Die Antwort bleibt offen. Zu Hiob, der in der Frömmigkeit Hilfe fand, bemerkt Ueli Kägi: “Ich bin nicht fromm, aber doch: Ich bin in meiner schweren Krankheit dankbar, Hiob. Nichts anderes, nicht fluchen, sondern freundlich sein, oder sterben, wenn nötig. Nichts anderes”.

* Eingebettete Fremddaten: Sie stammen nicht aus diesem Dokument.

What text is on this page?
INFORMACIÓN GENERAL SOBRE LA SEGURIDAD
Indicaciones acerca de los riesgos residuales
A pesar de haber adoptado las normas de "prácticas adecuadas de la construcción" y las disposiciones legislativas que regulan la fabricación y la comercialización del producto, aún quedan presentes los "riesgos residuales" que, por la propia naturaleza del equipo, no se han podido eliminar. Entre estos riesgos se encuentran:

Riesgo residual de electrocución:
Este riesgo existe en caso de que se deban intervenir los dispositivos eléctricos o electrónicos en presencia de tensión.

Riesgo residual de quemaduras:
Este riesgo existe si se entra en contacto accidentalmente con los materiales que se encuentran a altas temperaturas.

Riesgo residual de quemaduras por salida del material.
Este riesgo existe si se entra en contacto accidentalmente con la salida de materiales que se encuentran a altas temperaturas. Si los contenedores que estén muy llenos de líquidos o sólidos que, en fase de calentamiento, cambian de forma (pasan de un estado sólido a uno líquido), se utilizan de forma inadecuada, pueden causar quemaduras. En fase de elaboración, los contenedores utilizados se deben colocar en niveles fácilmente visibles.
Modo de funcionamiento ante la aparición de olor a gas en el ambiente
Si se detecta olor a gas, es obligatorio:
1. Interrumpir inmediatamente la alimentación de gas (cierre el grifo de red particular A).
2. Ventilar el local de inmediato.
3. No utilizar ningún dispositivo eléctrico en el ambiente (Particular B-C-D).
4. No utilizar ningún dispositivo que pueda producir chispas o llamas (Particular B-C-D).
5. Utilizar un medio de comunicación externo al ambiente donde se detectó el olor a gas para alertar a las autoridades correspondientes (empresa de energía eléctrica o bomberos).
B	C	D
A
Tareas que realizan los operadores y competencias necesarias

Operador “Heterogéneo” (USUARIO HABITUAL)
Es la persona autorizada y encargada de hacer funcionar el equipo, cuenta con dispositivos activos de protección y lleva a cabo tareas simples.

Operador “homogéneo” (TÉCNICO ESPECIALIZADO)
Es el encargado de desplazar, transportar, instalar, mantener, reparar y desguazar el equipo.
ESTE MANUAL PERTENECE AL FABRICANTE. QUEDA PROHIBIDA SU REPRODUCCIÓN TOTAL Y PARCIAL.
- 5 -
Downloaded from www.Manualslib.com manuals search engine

Nichts anderes? Ueli Kägi war seit seiner Jugend ein denkender Zeitgenosse. Mit luzider Aufmerksamkeit blieb er auch nach dem Hirnschlag dem Leben einzelner Menschen in seiner Nähe verbunden und verfolgte er den Wandel der politischen Verhältnisse in Ostdeutschland, er, der in seiner Jugend überzeugter Kommunist war und der 1956, nach dem russischen Einmarsch in Ungarn, ein kompromissloser Verfechter demokratischer Rechtstaatlichkeit wurde. In seiner sparsamen wiedergewonnenen Sprache schreibt er den ehemaligen Genossen Erich Honecker und Michail Gorbatschow, er notiert seine Gedanken zu Lenins Schuld und zu Andrej Sacharows Grösse und beginnt wieder, seine Texte zu publizieren. Allmählich taucht er aus dem Dunkel der Sprachlosigkeit auf – nun mit diesem kleinen Buch, das den Titel seiner Erfahrung trägt: “Am Ende. Am Anfang”.